We are maintaining solutions for monitoring validators’ uptime to keep track if any validators is missing blocks, jailed or tombstoned, on the following chains
We are using our own servers to host our validators at, as it gives us more control over our infra. Our servers are built specifically for our own needs, we don’t use enterprise solutions, preferring to build the servers ourselves. On all our servers, we use SSD and sometimes NVME drives to ensure the top performance. For public nodes, we are usually using a cloud-based solutions or dedicated servers using multiple hosting providers
We are using Mikrotik routers to maintain a safe and stable setup. Some of our servers are exposed ourside, while some are kept in the local network only, to prevent unauthorized access.
We are using Prometheus as a time-series DB to collect and store the data on our validators. Grafana is used to visualise the metrics collected and stored in Prometheus in a fancy view. We have our own set of dashboards to have a quick overview of everything that we need to know. Additionally, we use Alertmanager to get notified about anything that doesn’t work as expected. We have a lot of alerting rules to be triggered in case something may be wrong. Lastly, if something goes wrong, depending on a severity, Alertmanager notifies us about that via either Telegram (if that’s something not really urgent) or PagerDuty (which will send us push notifications and calls unless it’s fixes).
In our infrastructure we are using multiple centralised logging solutions to collect data from any server we have to be stored there. Namely, we are using Elastic Stack (ElasticSearch + Kibana + Logstash + Filebeat + Auditbeat), for a more complex overview and aggregation, and Loki, a more simple approach that also allows us to correlate validators metrics and logs.
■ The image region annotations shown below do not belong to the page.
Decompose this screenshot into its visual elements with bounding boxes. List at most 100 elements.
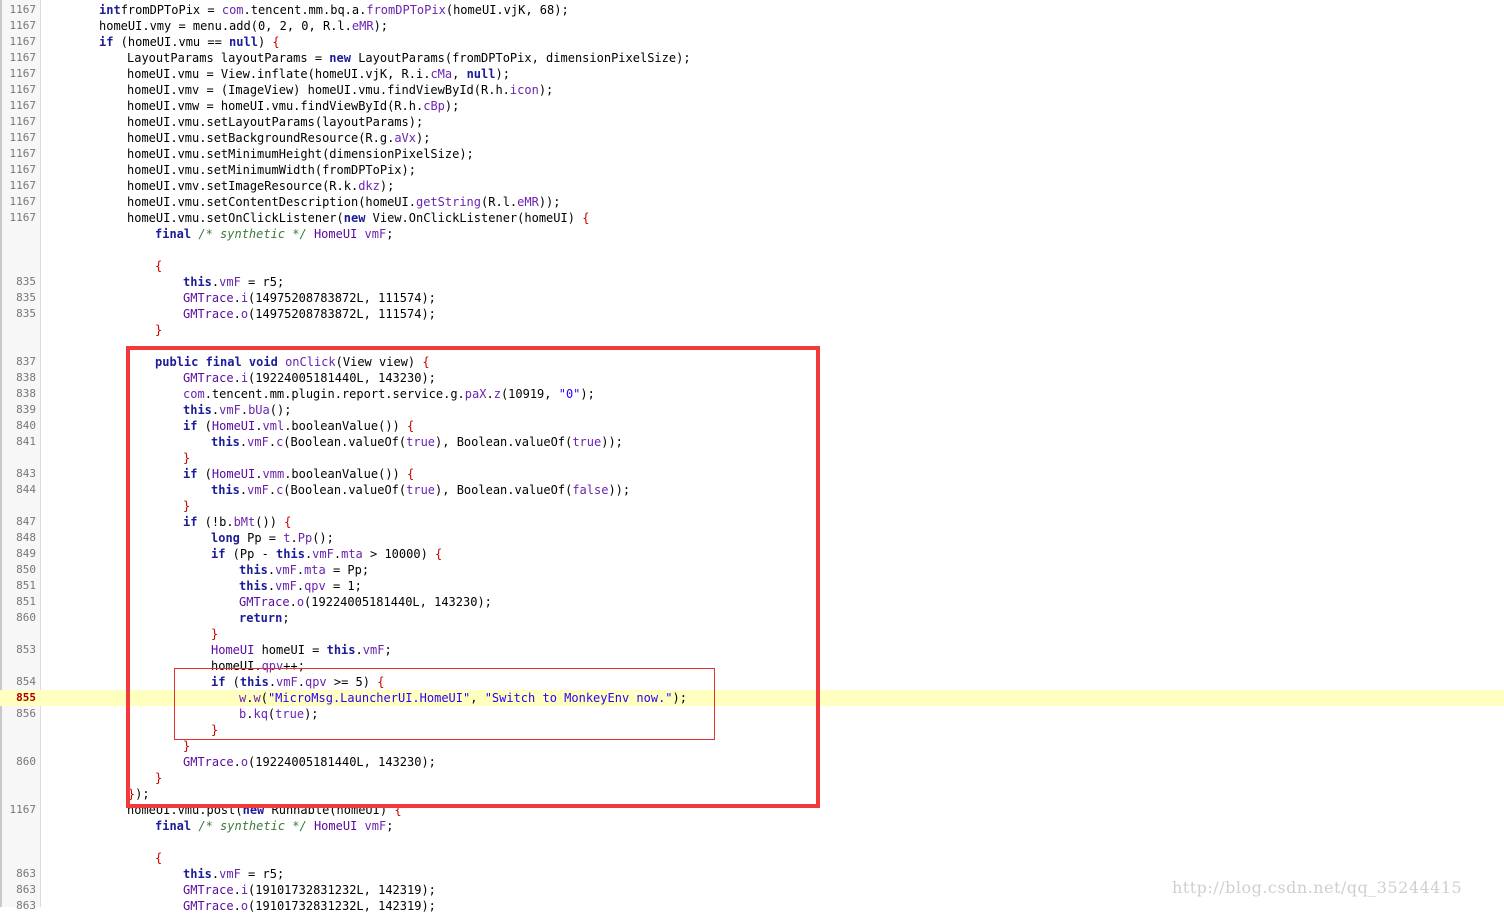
code-line[interactable]: 1167 homeUI.vmu.setMinimumWidth(fromDPToP… [0,162,1504,178]
code-token: icon [509,83,539,97]
code-token: View.OnClickListener(homeUI) [365,211,583,225]
line-number: 1167 [9,131,37,144]
code-text: homeUI.vmu.setLayoutParams(layoutParams)… [127,114,423,130]
line-number: 1167 [9,115,37,128]
code-line[interactable] [0,834,1504,850]
line-number: 850 [16,563,36,576]
code-line[interactable]: final /* synthetic */ HomeUI vmF; [0,818,1504,834]
code-line[interactable]: 1167 homeUI.vmu.setContentDescription(hom… [0,194,1504,210]
line-number: 840 [16,419,36,432]
code-token: fromDPToPix = [120,3,222,17]
code-line[interactable]: 1167 homeUI.vmu.setBackgroundResource(R.g… [0,130,1504,146]
code-token: if [99,35,114,49]
line-number: 848 [16,531,36,544]
code-token: ); [538,83,554,97]
code-text: homeUI.vmu = View.inflate(homeUI.vjK, R.… [127,66,510,82]
code-token: GMTrace [183,307,234,321]
code-token: { [582,211,590,225]
code-token: = r5; [240,275,285,289]
code-text: GMTrace.i(19101732831232L, 142319); [183,882,436,898]
code-line[interactable]: 835 GMTrace.i(14975208783872L, 111574); [0,290,1504,306]
code-token: homeUI.vmv.setImageResource(R.k. [127,179,359,193]
code-token: aVx [394,131,416,145]
code-text: homeUI.vmv = (ImageView) homeUI.vmu.find… [127,82,553,98]
code-text: homeUI.vmy = menu.add(0, 2, 0, R.l.eMR); [99,18,388,34]
line-number: 838 [16,371,36,384]
code-line[interactable] [0,242,1504,258]
code-line[interactable]: 835 this.vmF = r5; [0,274,1504,290]
line-number: 839 [16,403,36,416]
line-number: 835 [16,291,36,304]
code-token: ); [373,19,389,33]
code-token: fromDPToPix [366,3,446,17]
code-token: dkz [358,179,380,193]
line-number: 1167 [9,35,37,48]
line-number: 855 [16,691,36,704]
code-token: homeUI.vmu.setContentDescription(homeUI. [127,195,416,209]
code-line[interactable]: 1167 homeUI.vmu = View.inflate(homeUI.vjK… [0,66,1504,82]
code-token: . [233,291,241,305]
code-line[interactable]: { [0,258,1504,274]
line-number: 1167 [9,803,37,816]
code-token: this [183,275,212,289]
code-text: homeUI.vmu.setBackgroundResource(R.g.aVx… [127,130,430,146]
code-line[interactable]: 1167 homeUI.vmw = homeUI.vmu.findViewById… [0,98,1504,114]
code-token: cMa [430,67,453,81]
red-annotation-box-monkeyenv [174,668,715,740]
code-token: /* synthetic */ [191,227,314,241]
line-number: 863 [16,883,36,896]
line-number: 1167 [9,51,37,64]
code-text: final /* synthetic */ HomeUI vmF; [155,226,393,242]
code-line[interactable]: { [0,850,1504,866]
code-token: (homeUI.vmu == [113,35,230,49]
code-text: homeUI.vmu.setMinimumHeight(dimensionPix… [127,146,474,162]
code-line[interactable]: 1167 homeUI.vmv = (ImageView) homeUI.vmu.… [0,82,1504,98]
code-text: { [155,258,162,274]
code-text: this.vmF = r5; [183,274,284,290]
code-text: GMTrace.i(14975208783872L, 111574); [183,290,436,306]
code-token: homeUI.vmw = homeUI.vmu.findViewById(R.h… [127,99,424,113]
code-line[interactable]: 1167 LayoutParams layoutParams = new Layo… [0,50,1504,66]
code-token: homeUI.vmy = menu.add(0, 2, 0, R.l. [99,19,352,33]
code-line[interactable]: 1167 homeUI.vmu.setMinimumHeight(dimensio… [0,146,1504,162]
code-text: GMTrace.o(14975208783872L, 111574); [183,306,436,322]
code-token: LayoutParams layoutParams = [127,51,330,65]
code-token: final [155,819,192,833]
line-number: 1167 [9,67,37,80]
code-token: ; [386,227,394,241]
code-text: final /* synthetic */ HomeUI vmF; [155,818,393,834]
code-token: { [272,35,280,49]
code-line[interactable]: 1167 intfromDPToPix = com.tencent.mm.bq.a… [0,2,1504,18]
code-line[interactable]: 835 GMTrace.o(14975208783872L, 111574); [0,306,1504,322]
line-number: 1167 [9,83,37,96]
code-token: final [155,227,192,241]
code-token: eMR [351,19,374,33]
line-number: 1167 [9,147,37,160]
code-token: o [240,899,249,913]
line-number: 851 [16,595,36,608]
line-number: 1167 [9,99,37,112]
code-text: this.vmF = r5; [183,866,284,882]
code-line[interactable]: 863 GMTrace.o(19101732831232L, 142319); [0,898,1504,914]
line-number: 1167 [9,211,37,224]
code-line[interactable]: final /* synthetic */ HomeUI vmF; [0,226,1504,242]
code-token: homeUI.vmu = View.inflate(homeUI.vjK, R.… [127,67,431,81]
line-number: 854 [16,675,36,688]
code-token: this [183,867,212,881]
code-token: o [240,307,249,321]
code-token: ); [379,179,395,193]
code-line[interactable]: 1167 homeUI.vmv.setImageResource(R.k.dkz)… [0,178,1504,194]
line-number: 843 [16,467,36,480]
code-line[interactable]: 1167 homeUI.vmy = menu.add(0, 2, 0, R.l.e… [0,18,1504,34]
code-line[interactable]: 1167 homeUI.vmu.setOnClickListener(new Vi… [0,210,1504,226]
code-text: homeUI.vmw = homeUI.vmu.findViewById(R.h… [127,98,459,114]
code-token: ); [416,131,431,145]
code-line[interactable]: 1167 if (homeUI.vmu == null) { [0,34,1504,50]
code-token: ; [386,819,394,833]
code-text: LayoutParams layoutParams = new LayoutPa… [127,50,691,66]
code-line[interactable]: } [0,322,1504,338]
code-token: (R.l. [481,195,518,209]
code-line[interactable]: 1167 homeUI.vmu.setLayoutParams(layoutPar… [0,114,1504,130]
code-token: { [155,259,163,273]
code-text: intfromDPToPix = com.tencent.mm.bq.a.fro… [99,2,569,18]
We are doing our best to ensure the best security possible. Our firewalls prevent us from any person getting access to our servers. Our servers follow the best security practices. Moreover, we are using hardware security modules (namely, YubiHSM 2) to ensure nobody can steal our keys even if they somehow get access to our servers, and cold wallets (namely, Ledger), to ensure no website or a person can steal our mnemonics.